The Reserve Bank of Australia raised the cash rate, its benchmark interest rate, to 0.35% from 0.1% to stem a spike in inflation that hit 5.1% in the 12 months to March.
The 25 basis point increase was stronger than some analysts had expected. It is also the first time the RBA has increased its borrowing rate in an election campaign since 2007, when John Howard, a three-term prime minister, lost Kevin Rudd.
The rise, even from a historically low rate, has forced Prime Minister Scott Morrison to defend his economic management record – his main weapon in the campaign. election campaign – when the cost of living has risen sharply.
At Geelong this week, Morrison said the rate hike should not be viewed as a political event because the RBA is independent of the government.
He then petted Anthony Albanese, leader of the opposition Labor party, who could not say what the cash rate was at the start of the campaign. “At least I know what it is,” said Morrison, whose Liberal-National coalition government follow in the polls.
The increase indicates that the RBA has move out Emergency settings, including a rate cut, are in place to help spur the economy through the coronavirus pandemic.
Philip Lowe, governor of the RBA, said on Tuesday: “The Board assesses that now is the appropriate time to begin withdrawing some of the extraordinary monetary support that has been put in place to help the economy. Australia during the pandemic. The economy proved resilient and inflation increased faster and at a higher rate than expected. ”
Lowe warned there could be another rate hike as inflation is expected to hit 6% this year. “The Board is committed to doing what is necessary to ensure that inflation in Australia returns to target over time. This will require further rate hikes in the near term,” he said.

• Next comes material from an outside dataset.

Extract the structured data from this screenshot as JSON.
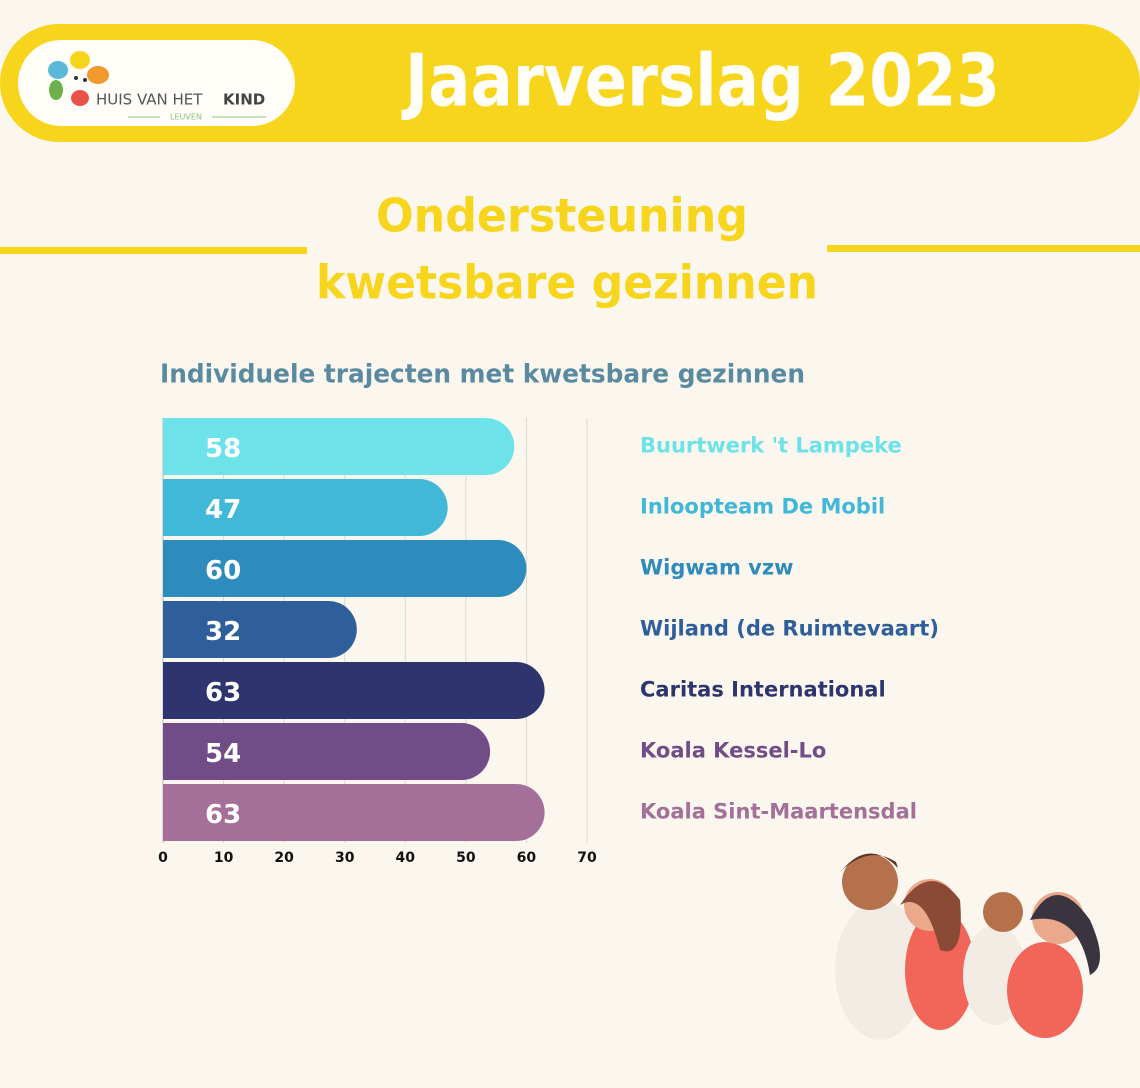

Speaking at a press conference, Lowe added that the central bank will focus on normalizing interest rates after the pandemic. “It is not unreasonable to expect interest rate normalization in the near term to lead to an increase in interest rates to 2.5%,” he said.
Jim Chalmers, shadow treasurer, said Morrison’s economic reputation was “bad”, with rates rising in an uncertain economic environment. “This is Scott Morrison’s third cost-of-living crisis. This is a tripling of real wages falling, inflation soaring and interest rates about to rise,” he said.
Tim Lawless, director of CoreLogic, a property research firm, said Australian house prices had risen by 27 per cent while cash rates were at an emergency level, but the market would lose ground as rates rise.
“By raising the cash rate in an election month, the RBA has sent a clear message that it will make decisions based on its mandate and not be influenced by the political cycle,” Lawless said.
Inflation was fueled by rising gasoline, housing and food costs, putting pressure on the RBA to raise rates after months of expectations it would follow in the footsteps of central banks in New Zealand, England and America.
Josh Frydenberg, treasurer, highlighted the resilience of the economy and the falling unemployment rate. “We don’t have an ax to sharpen with the Reserve Bank. They are independent,” he said. “These are the global factors driving inflation.”
Rising costs of living and concerns about the prospect of higher exchange rates have weighed on consumer confidence, which fell 6% last week, according to economists at ANZ Bank. Signs of a sharp deceleration in real estate market also appeared.